Both Saudi Arabia and Israel view arch-foe Iran as main threat to Middle East
An Israeli cabinet minister said on Sunday that Israel has had covert contacts with Saudi Arabia amid common concerns over Iran, a first disclosure by a senior Israeli official of such contacts.
Both Saudi Arabia and Israel view arch-foe Iran as a main threat to the Middle East, and increased tension between Tehran and Riyadh has fuelled speculation that shared interests may push Saudi Arabia and Israel to work together.
Saudi Arabia maintains that any relations with Israel hinge on Israeli withdrawal from Arab lands captured in the 1967 Middle East war.
In an interview on Army Radio, Energy Minister Yuval Steinitz did not characterise the contacts or give details when asked why Israel was hiding its ties with Saudi Arabia.
He replied: “We have ties that are indeed partly covert with many Muslim and Arab countries, and usually we are the party that is not ashamed.
“It’s the other side that is interested in keeping the ties quiet. With us, usually, there is no problem, but we respect the other side’s wish, when ties are developing, whether it’s with Saudi Arabia or with other Arab countries or other Muslim countries, and there is much more … still, we keep it secret.”
In answering what Israel could gain from contacts with Saudi Arabia, Steinitz said:
“The contacts with the moderate Arab world, including with Saudi Arabia, help us to stop Iran.
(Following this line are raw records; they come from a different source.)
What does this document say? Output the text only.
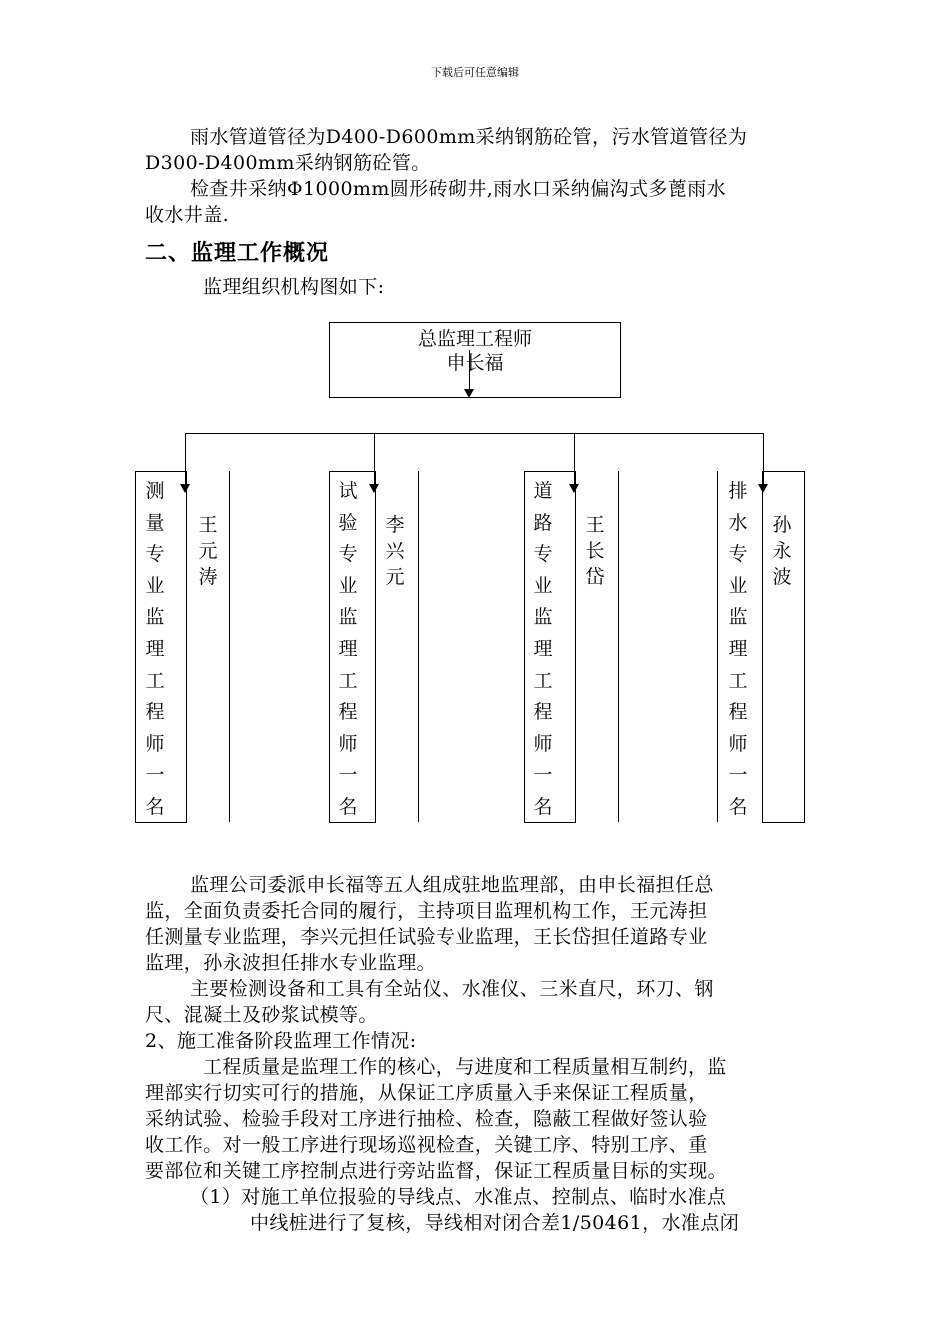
下载后可任意编辑
雨水管道管径为D400-D600mm采纳钢筋砼管，污水管道管径为
D300-D400mm采纳钢筋砼管。
检查井采纳Φ1000mm圆形砖砌井,雨水口采纳偏沟式多蓖雨水
收水井盖.
二、监理工作概况
监理组织机构图如下:
总监理工程师
申长福
测量专业监理工程师一名
王元涛
试验专业监理工程师一名
李兴元
道路专业监理工程师一名
王长岱
排水专业监理工程师一名
孙永波
监理公司委派申长福等五人组成驻地监理部，由申长福担任总
监，全面负责委托合同的履行，主持项目监理机构工作，王元涛担
任测量专业监理，李兴元担任试验专业监理，王长岱担任道路专业
监理，孙永波担任排水专业监理。
主要检测设备和工具有全站仪、水准仪、三米直尺，环刀、钢
尺、混凝土及砂浆试模等。
2、施工准备阶段监理工作情况:
工程质量是监理工作的核心，与进度和工程质量相互制约，监
理部实行切实可行的措施，从保证工序质量入手来保证工程质量，
采纳试验、检验手段对工序进行抽检、检查，隐蔽工程做好签认验
收工作。对一般工序进行现场巡视检查，关键工序、特别工序、重
要部位和关键工序控制点进行旁站监督，保证工程质量目标的实现。
（1）对施工单位报验的导线点、水准点、控制点、临时水准点
中线桩进行了复核，导线相对闭合差1/50461，水准点闭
When we fought to get a better nuclear deal with Iran, with only partial success, there was some help from moderate Arab countries vis-à-vis the United States and the Western powers to assist us in this matter and even today, when we press the world powers not to agree to the establishment of an Iranian military base in Syria on our northern border, the Sunni Arab world is helping us.”
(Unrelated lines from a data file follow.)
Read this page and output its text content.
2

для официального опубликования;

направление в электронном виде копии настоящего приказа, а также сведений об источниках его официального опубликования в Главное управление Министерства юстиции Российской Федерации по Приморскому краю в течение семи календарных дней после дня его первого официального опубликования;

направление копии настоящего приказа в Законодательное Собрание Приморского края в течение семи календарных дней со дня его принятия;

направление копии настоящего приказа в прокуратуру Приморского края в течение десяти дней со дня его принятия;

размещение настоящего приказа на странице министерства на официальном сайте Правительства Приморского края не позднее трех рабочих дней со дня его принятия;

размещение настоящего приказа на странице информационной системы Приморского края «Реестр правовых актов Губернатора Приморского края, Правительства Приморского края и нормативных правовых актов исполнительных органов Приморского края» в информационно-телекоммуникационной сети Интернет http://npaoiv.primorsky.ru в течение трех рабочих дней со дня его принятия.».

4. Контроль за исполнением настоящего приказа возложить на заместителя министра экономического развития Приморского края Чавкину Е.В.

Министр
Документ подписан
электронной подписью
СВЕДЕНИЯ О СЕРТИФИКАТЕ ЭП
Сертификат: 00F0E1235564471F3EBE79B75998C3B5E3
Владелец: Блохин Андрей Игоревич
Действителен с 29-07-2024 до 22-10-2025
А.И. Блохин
Last week, the Israeli military chief, Lieutenant General Gadi Eizenkot, told an Arabic language online newspaper that Israel was ready to share “intelligence information” with Saudi Arabia, saying their countries had a common interest in standing up to Iran.
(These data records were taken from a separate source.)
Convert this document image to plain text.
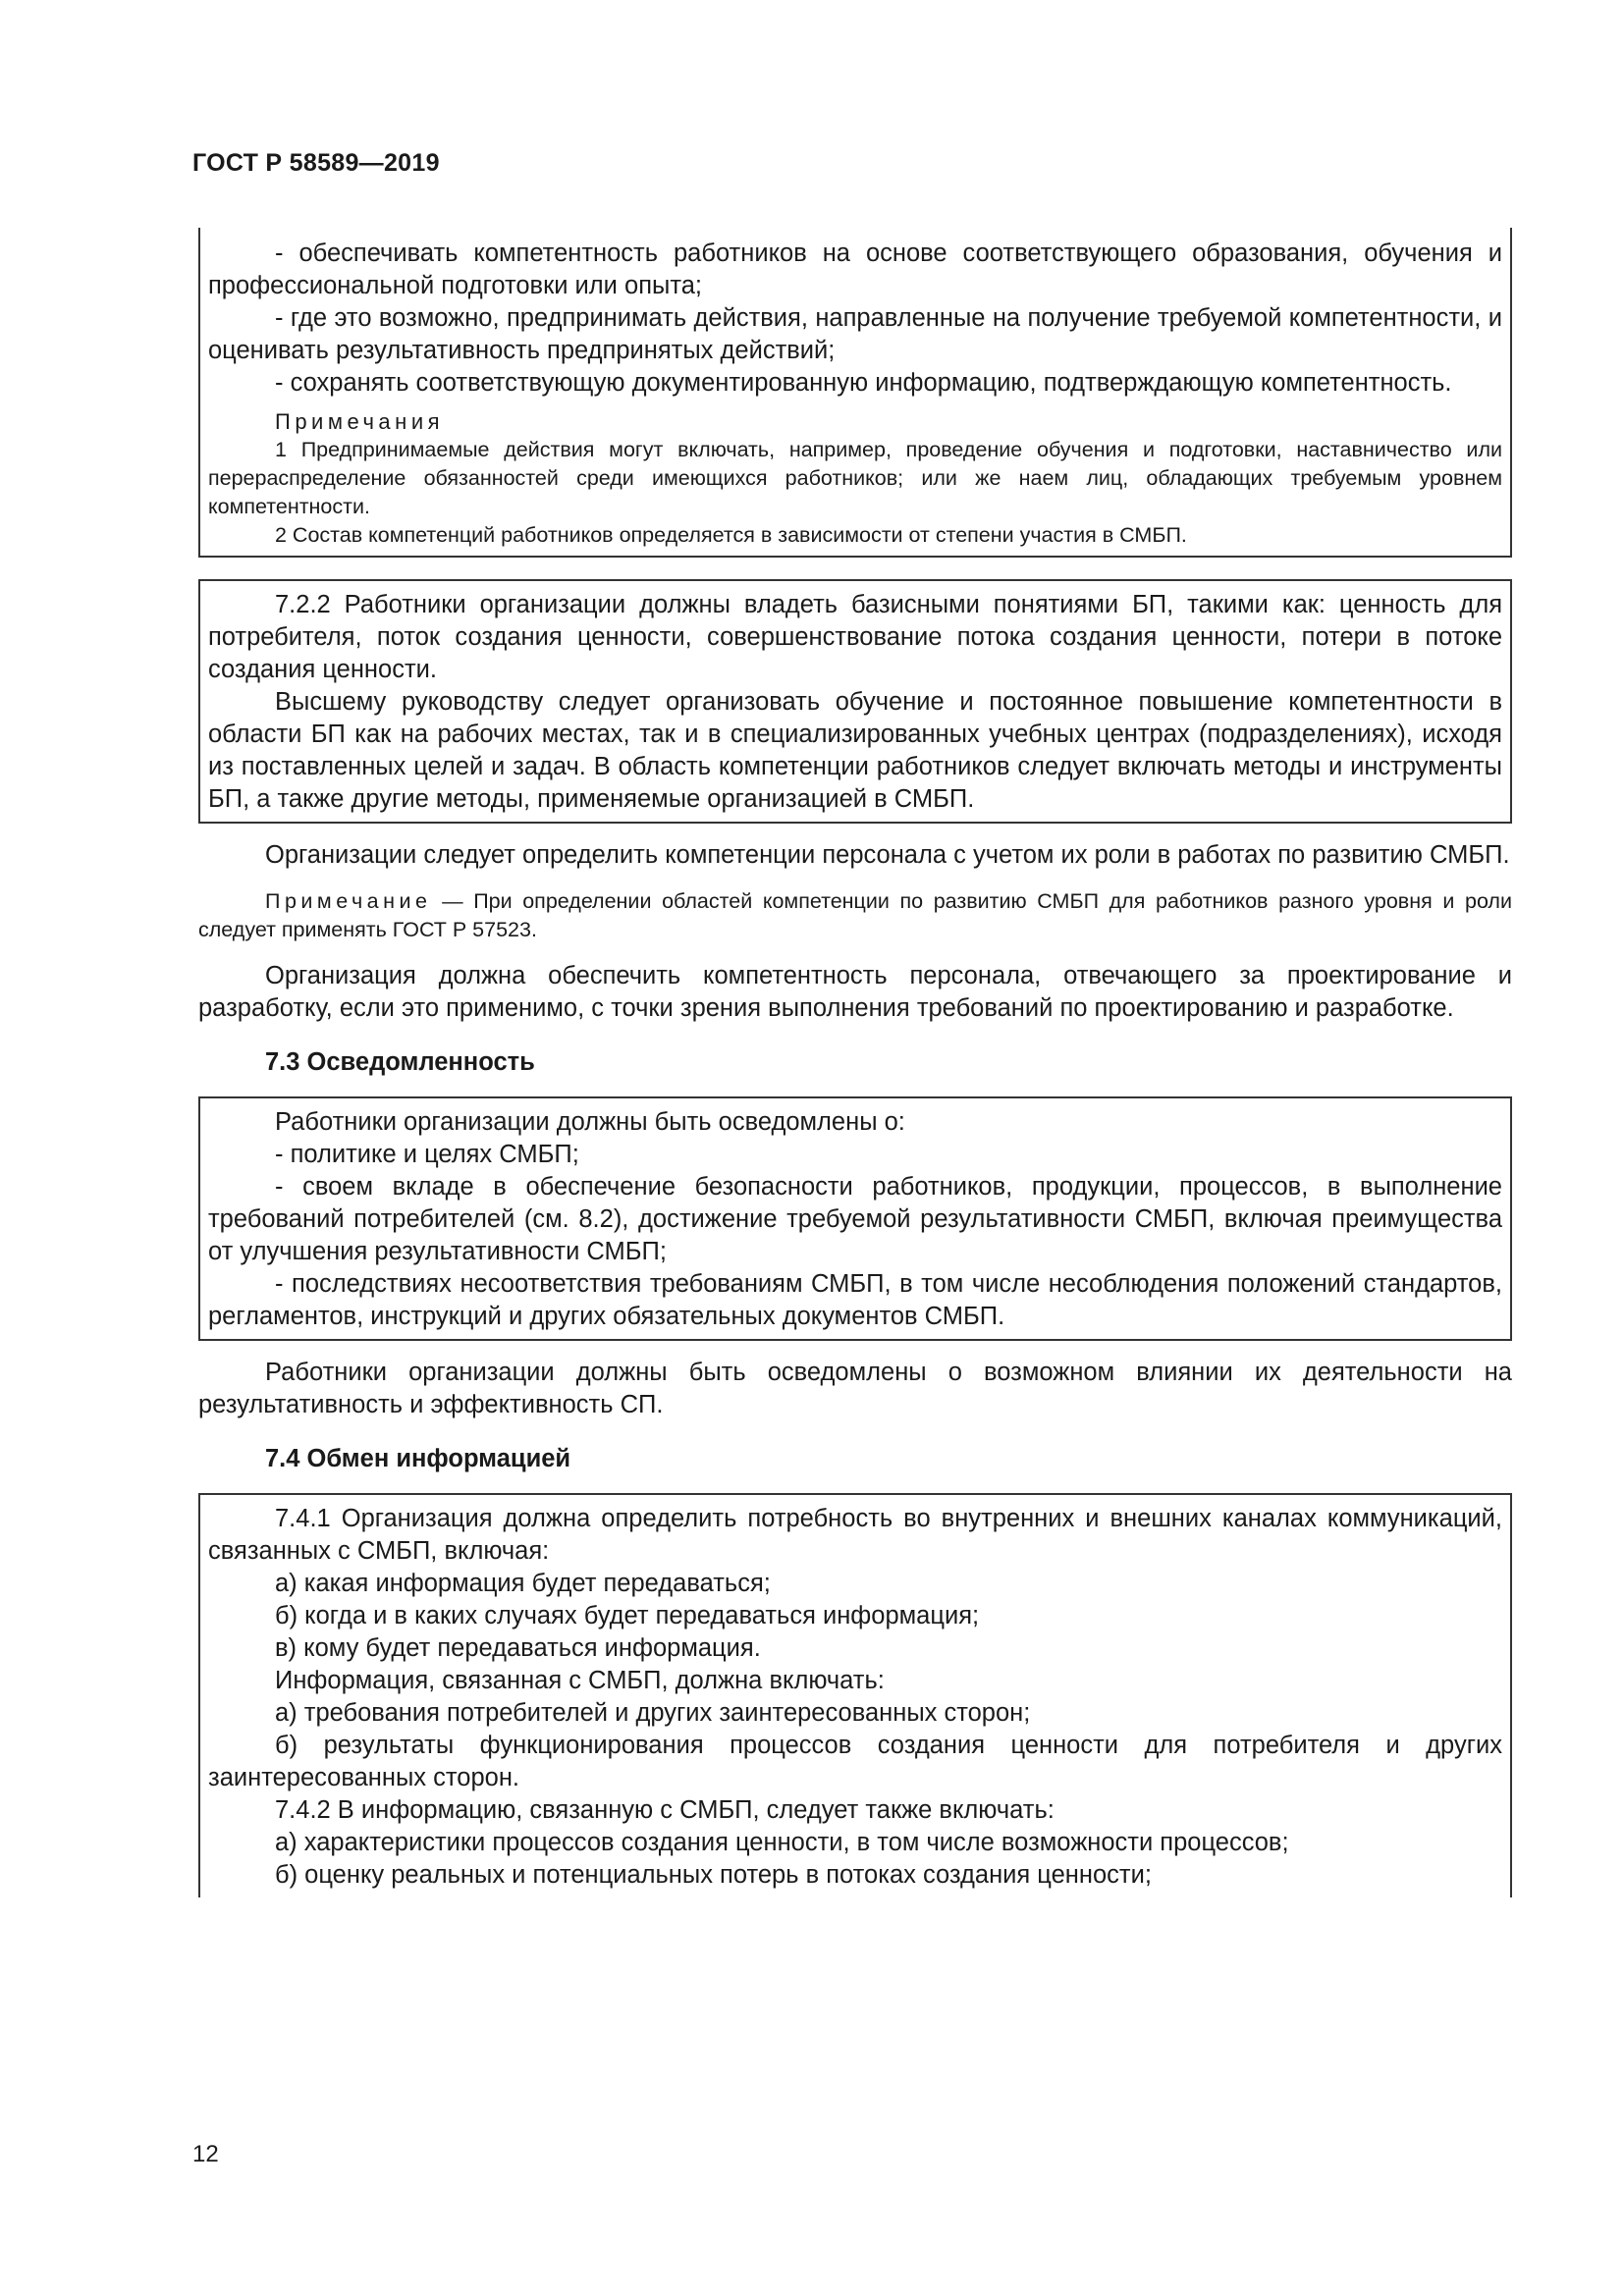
ГОСТ Р 58589—2019

- обеспечивать компетентность работников на основе соответствующего образования, обучения и профессиональной подготовки или опыта;

- где это возможно, предпринимать действия, направленные на получение требуемой компетентности, и оценивать результативность предпринятых действий;

- сохранять соответствующую документированную информацию, подтверждающую компетентность.

Примечания

1 Предпринимаемые действия могут включать, например, проведение обучения и подготовки, наставничество или перераспределение обязанностей среди имеющихся работников; или же наем лиц, обладающих требуемым уровнем компетентности.

2 Состав компетенций работников определяется в зависимости от степени участия в СМБП.

7.2.2 Работники организации должны владеть базисными понятиями БП, такими как: ценность для потребителя, поток создания ценности, совершенствование потока создания ценности, потери в потоке создания ценности.

Высшему руководству следует организовать обучение и постоянное повышение компетентности в области БП как на рабочих местах, так и в специализированных учебных центрах (подразделениях), исходя из поставленных целей и задач. В область компетенции работников следует включать методы и инструменты БП, а также другие методы, применяемые организацией в СМБП.

Организации следует определить компетенции персонала с учетом их роли в работах по развитию СМБП.

Примечание — При определении областей компетенции по развитию СМБП для работников разного уровня и роли следует применять ГОСТ Р 57523.

Организация должна обеспечить компетентность персонала, отвечающего за проектирование и разработку, если это применимо, с точки зрения выполнения требований по проектированию и разработке.

7.3 Осведомленность

Работники организации должны быть осведомлены о:

- политике и целях СМБП;

- своем вкладе в обеспечение безопасности работников, продукции, процессов, в выполнение требований потребителей (см. 8.2), достижение требуемой результативности СМБП, включая преимущества от улучшения результативности СМБП;

- последствиях несоответствия требованиям СМБП, в том числе несоблюдения положений стандартов, регламентов, инструкций и других обязательных документов СМБП.

Работники организации должны быть осведомлены о возможном влиянии их деятельности на результативность и эффективность СП.

7.4 Обмен информацией

7.4.1 Организация должна определить потребность во внутренних и внешних каналах коммуникаций, связанных с СМБП, включая:

а) какая информация будет передаваться;

б) когда и в каких случаях будет передаваться информация;

в) кому будет передаваться информация.

Информация, связанная с СМБП, должна включать:

а) требования потребителей и других заинтересованных сторон;

б) результаты функционирования процессов создания ценности для потребителя и других заинтересованных сторон.

7.4.2 В информацию, связанную с СМБП, следует также включать:

а) характеристики процессов создания ценности, в том числе возможности процессов;

б) оценку реальных и потенциальных потерь в потоках создания ценности;

12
It marked the first time that any senior Israeli army officer, let alone the chief of staff, has been interviewed by a media organisation in Saudi Arabia, according to the Israeli newspaper Haaretz’s website.
Eizenkot told the newspaper, Elaph, that Israel and Saudi Arabia are in agreement about Iran’s intentions, Haaretz reported. He also noted that Israel and Saudi Arabia have never fought each other.
Saudi Arabia has ratcheted up pressure on Iran, accusing Tehran of trying to expand its influence in Arab countries, often through proxies including the Lebanese Shia Hezbollah group.